Во времена войны сосед наш носил на руках мальчика в погреб, когда начиналась бомбардировка. Теперь мальчик больше отца. В недалеком углу зоны, среди лачуг гнездился маленький юный идиот. Победоносно носился он по улице, как наш тульский, притыкинский «бахи-бахá», с выпяченной нижней челюстью, дегенеративными губами, чуть прорезанными глазами. Теперь он толстый молодой идиот, краса и гордость нашей местности. Некоторые даже считают, что он воспитан и хорошо одевается.

Джульетту помню маленькой девочкой, почти красивой, с несколько бараньим лбом, над ним кудряшки, с большими, упрямыми светлыми глазами навыкате. Жила она где-то неподалеку, отличалась тем, что вечно каталась на велосипеде.

— Ah, celle-сi,[4] — говорила консьержка, мадам Жак, сухая, тощая и строгая. — Elle roule tojours![5] Это не доведет до добра.

Мадам Жак была женщина раздражительная, прямая и самоуверенная. Нас всех держала сурово. Джульетту вообще не одобряла.

— Ah, vous-savez, c’est une famille![6]

Семейка Джульетты, действительно, не из важнецких. Мать умерла — кажется, после драки. Были братья, сестренки. Отец алкоголик. Многое разное говорили о нем, о его отношении к детям, к той же Джульетте. А время шло и Джульетта подрастала. Приближалась война и крашеная мадам Жак, похожая на нервную жердь, ушла из нашего дома. На прощанье едва не зарыдала, сказала вдруг мне, что мы с Элли были лучшие и единственные ее друзья — это навело меня на меланхолические размышления об одиночестве.

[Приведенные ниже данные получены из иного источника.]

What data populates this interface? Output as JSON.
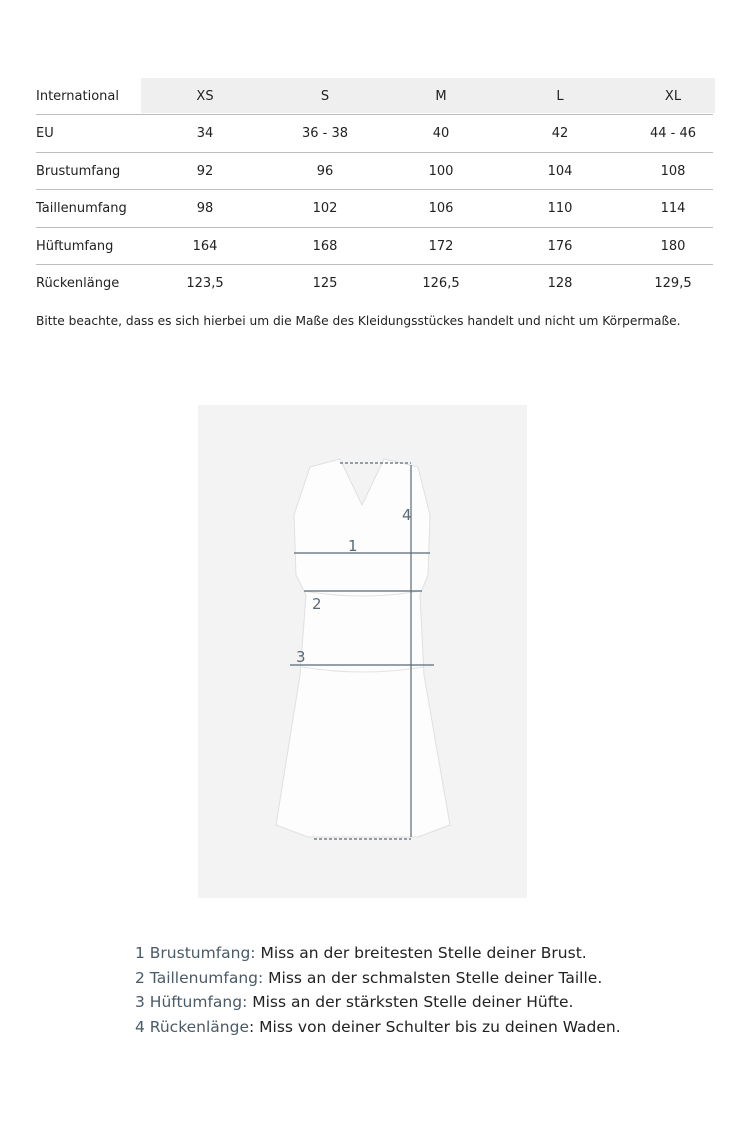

А Джульетта обращалась в красивую девушку. Хорошо, что мадам Жак не было уже здесь, когда появились немцы: Джульетту не раз видели с немецкими солдатами. Мадам Жак злорадствовала бы.

— Elle roulait au bicyclette comme une folle![7] Это не доводит до добра.

При «освобождении» ее не обрили, за немцев вообще над ней не издевались — не знаю почему. Вероятно, по недосмотру.

Вместо немцев явились американцы и опять то же: шоколад, бистро, аперитивы. Но Ромео для Джульетты не нашелся. Все продолжалось, как и надо. Только умер, наконец, отец. Джульетта переехала в небольшой отельчик, неподалеку. Велосипеда давно не было. А к разгулу она привыкла.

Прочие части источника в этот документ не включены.